BÖLÜM 6

215 23 0
                                    




((((Yeni kitabım Günahkarın Ölümü'ne göz atarsanız sevinirim.))).

Koridorları kaplayan halılar her adımında çıplak ayaklarını yakıyordu. Kapıya yaklaştığında peşindeki askerleri fark etti. Onu nereye gitse takip edeceklerini biliyordu ancak Avery'nin önünde durduğu ürpertici kapıyı görünce tereddüt ettiler.

"Beni yalnız bırakın."

Avery birkaç başarısız denemenin ardından anahtarı, kapının koyu rengine karşı çıkarcasına, parlayan altın tokmağına sokup çevirdi. Ağzı açık bir kaplan şeklinde oyulmuş tokmağın iç kısmındaki dişler Avery'nin parmaklarına batmıştı. Ağır ahşap kapının arasından sıyrılarak geçti ve ardından kilitledi. İçerisi uzun zamandır girilmemiş gibi tozluydu. Avery ışığı yakacak ipi bulmak için elini duvarda dolaştırdığında eli büyük ihtimalle simsiyah olmuştu bile.

Kalitesiz ampul odayı yarım yamalak aydınlattı. Avery'nin gözü ilk tüm duvarı kaplayan kitaplığa kaydı. Gözü bu koyu renkli eski kapakların arasında farklı bir şeyi arıyordu. Büyükbabası az zamanlarının olduğunu biliyordu. Böyle bir duruma karşı aradığı şeyin göz önünde olacağına inanıyordu.

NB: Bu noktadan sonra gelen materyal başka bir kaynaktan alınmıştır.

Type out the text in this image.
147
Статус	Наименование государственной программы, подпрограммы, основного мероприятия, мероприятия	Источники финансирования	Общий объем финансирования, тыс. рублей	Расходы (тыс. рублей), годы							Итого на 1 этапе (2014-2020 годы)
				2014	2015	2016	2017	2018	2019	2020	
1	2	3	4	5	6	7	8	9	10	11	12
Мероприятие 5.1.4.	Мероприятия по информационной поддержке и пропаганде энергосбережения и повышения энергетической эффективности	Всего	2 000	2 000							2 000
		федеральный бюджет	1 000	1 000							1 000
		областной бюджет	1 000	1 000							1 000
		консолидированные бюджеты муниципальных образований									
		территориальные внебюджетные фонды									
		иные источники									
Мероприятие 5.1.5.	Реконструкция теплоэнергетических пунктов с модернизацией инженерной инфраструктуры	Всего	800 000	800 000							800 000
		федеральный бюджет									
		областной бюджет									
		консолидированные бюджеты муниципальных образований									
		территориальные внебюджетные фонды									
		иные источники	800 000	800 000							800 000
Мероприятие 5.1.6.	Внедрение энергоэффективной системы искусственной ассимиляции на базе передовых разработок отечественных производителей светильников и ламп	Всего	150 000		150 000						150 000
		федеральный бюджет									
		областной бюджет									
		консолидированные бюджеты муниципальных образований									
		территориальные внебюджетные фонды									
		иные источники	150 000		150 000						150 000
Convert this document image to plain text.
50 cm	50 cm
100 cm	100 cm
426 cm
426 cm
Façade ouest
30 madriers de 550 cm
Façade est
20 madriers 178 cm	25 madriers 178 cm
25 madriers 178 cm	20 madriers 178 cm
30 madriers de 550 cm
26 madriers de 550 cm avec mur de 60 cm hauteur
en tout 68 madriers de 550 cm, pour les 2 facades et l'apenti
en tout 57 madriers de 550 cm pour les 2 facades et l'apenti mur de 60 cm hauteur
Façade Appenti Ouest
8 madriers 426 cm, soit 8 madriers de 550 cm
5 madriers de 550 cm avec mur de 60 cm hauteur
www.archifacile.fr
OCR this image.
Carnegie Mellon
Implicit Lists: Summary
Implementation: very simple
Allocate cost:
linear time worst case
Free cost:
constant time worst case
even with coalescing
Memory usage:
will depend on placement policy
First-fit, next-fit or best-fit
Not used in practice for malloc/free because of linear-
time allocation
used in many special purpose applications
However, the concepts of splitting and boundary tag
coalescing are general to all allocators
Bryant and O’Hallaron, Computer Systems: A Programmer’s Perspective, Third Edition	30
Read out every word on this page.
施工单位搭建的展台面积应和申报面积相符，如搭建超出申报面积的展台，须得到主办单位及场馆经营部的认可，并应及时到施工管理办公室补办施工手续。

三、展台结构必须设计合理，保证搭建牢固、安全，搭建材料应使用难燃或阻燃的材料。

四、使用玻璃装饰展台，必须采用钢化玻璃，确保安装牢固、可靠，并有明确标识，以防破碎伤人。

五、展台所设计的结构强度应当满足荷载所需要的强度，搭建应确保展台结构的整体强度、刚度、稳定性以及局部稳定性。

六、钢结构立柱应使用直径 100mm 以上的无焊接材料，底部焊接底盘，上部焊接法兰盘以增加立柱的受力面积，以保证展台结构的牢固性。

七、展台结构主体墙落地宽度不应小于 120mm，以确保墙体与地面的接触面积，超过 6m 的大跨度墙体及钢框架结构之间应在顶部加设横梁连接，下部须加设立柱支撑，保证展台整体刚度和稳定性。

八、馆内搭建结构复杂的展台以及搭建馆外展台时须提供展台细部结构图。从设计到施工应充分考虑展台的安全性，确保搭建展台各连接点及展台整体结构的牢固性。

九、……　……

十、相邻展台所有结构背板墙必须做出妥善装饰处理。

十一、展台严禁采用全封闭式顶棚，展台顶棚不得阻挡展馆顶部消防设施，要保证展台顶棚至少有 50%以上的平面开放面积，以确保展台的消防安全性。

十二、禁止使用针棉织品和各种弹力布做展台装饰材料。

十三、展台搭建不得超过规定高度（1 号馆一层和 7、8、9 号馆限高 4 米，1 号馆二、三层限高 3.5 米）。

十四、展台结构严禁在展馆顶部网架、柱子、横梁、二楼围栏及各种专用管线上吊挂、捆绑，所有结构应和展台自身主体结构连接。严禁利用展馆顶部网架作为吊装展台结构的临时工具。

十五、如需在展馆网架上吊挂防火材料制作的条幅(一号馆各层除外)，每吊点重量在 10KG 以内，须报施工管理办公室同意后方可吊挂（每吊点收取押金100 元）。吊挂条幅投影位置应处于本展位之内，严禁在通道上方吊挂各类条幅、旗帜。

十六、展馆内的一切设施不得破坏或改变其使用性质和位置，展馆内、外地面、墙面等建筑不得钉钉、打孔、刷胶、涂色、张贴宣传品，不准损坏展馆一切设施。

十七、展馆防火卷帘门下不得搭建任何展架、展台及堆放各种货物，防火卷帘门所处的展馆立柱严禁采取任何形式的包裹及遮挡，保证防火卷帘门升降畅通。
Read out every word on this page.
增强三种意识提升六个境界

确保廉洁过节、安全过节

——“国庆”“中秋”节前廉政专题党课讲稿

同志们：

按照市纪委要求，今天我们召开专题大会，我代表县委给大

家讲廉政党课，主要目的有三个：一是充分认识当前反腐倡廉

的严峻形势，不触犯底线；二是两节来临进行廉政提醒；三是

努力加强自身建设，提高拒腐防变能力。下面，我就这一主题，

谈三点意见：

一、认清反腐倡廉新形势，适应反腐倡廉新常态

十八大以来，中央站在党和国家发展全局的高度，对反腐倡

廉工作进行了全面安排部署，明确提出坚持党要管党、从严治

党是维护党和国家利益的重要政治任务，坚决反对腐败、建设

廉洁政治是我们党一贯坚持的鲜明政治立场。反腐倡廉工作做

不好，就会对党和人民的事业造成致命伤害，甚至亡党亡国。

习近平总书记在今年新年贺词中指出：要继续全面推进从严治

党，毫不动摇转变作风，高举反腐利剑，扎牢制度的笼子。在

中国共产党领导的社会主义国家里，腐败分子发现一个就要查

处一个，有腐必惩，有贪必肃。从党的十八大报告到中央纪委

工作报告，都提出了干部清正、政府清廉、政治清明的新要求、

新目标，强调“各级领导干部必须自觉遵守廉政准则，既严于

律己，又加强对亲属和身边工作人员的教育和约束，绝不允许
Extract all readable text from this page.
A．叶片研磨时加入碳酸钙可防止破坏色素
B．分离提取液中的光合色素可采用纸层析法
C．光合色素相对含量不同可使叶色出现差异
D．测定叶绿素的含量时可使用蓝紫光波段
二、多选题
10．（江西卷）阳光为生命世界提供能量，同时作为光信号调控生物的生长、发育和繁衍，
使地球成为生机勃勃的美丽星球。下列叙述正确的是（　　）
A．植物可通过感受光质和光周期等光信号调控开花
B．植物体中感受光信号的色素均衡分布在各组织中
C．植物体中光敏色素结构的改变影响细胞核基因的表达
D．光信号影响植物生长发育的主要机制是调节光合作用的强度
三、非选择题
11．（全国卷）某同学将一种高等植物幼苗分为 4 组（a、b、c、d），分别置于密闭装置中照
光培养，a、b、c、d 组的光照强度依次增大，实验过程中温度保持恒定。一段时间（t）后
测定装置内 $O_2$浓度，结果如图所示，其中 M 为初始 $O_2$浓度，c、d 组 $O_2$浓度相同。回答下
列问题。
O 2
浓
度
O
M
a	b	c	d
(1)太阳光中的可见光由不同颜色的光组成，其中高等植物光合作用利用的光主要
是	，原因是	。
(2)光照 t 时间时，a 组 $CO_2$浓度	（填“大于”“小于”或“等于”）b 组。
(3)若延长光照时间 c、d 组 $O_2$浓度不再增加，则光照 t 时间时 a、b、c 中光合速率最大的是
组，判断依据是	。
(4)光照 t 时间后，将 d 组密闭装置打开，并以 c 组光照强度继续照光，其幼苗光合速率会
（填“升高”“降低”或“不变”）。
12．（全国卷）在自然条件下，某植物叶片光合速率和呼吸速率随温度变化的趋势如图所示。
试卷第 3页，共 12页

Renkli çocuk kitabını rafların arasında görünce buruk bir gülümsemeyle yakınlaştı. Bu büyükbabasına yazdığı ilk kitaptı. Odasından asla çıkmayan ve onun yüzüne baktığında irkilen adama yakınlaşmanın tek yolu okuması için bir kitap vermek olmalıydı. Bu çocukça ama sevgiyle dolu kitap ikisinin dostluğunun başlangıcıydı. Avery onu çektiği an rafın arka kısmında bir bölmenin olduğunu fark etti. Tereddüt etmeden öndeki tüm kitapları sağa sola fırlattı. Tahtanın tutulacak bir yeri yoktu ve ittirmek de fayda etmiyordu. Dağınık masaya yönelip işine yarayabilecek bir şeyler bulmayı umdu. Masanın üzerinde duran beyaz dosyalar onu olduğu yere çiviledi.  Aradığı şeylerin bu kadar da ortada olmasını beklemiyordu. Başlıkların arasında gözlerini gezdirdi.

Avery Elwood

Kaplan Tigris

Crimson Tarikat Kitabı

Avery rastgele birini açmak istediği sırada sarayın çanları çalmaya başladı. İçeri girmeyi başarmışlardı. Bunun tek açıklaması bu olabilirdi. Yerde bir köşeye atılmış bez çantaya bu dosyaları ve büyükbabasının çekmecesinde duran günlüğü attı. Kitaplıktaki bölmeyi açacak zamanı var mıydı emin değildi. Çantayı omzuna asıp kapıya yöneldi. Tam olarak anlamasa da sarayın içerisindeki bağırışları duyabiliyordu. Adımını dışarı attığı anda bir şeylerin yanlış olduğunu hissetmişti.

Kapıda onu bekleyeceklerini düşündüğü muhafızlar yerinde değildi. Kafasını sağına, merdivenin olduğu koridora, çevirdiğinde yerdeki kan gölü içerisinde yatan iki adamı ve başındaki sırtlanları gördü. Bir anda gözlerinden süzülen yeşil dumanlar başlarının arkasına kadar büyümeye ve alaycı haykırışları artmaya başladı. Kızı buldukları haberini dost Spirituslara yetiştiriyorlardı.

"Kaç küçük kız! Çünkü avın tadı yalnızca kovaladığımızda çıkıyor."

Haykırarak Avery'e doğru atıldılar. Kız kapıyı kapayıp zoraki geri kilitlediğinde bile nefes nefese kalmıştı. Hızlıca masanın arkasındaki pencerenin perdelerini iki yana çekip açtı. Kalkan tozla öksürürken çatı katında olan bu odadan çıkmasının imkansızlığa yakınlığını fark etmişti.

Sırtlanlar sanki yapabilirmiş gibi kapının altında kendilerini ittirip çenelerini hırlayarak açıp kapatırken kitaplığın karşısındaki duvarın dibine çöktü ve derin nefesler almaya başladı. Sözlerini hatırlayamadığı ama onu sakinleştiren bir ninniyi mırıldanıyordu. Her şey, kapalı gözleri sayesinde kaybolup giderken beyninin parlak bir fikirle aydınlanması için dua ediyordu.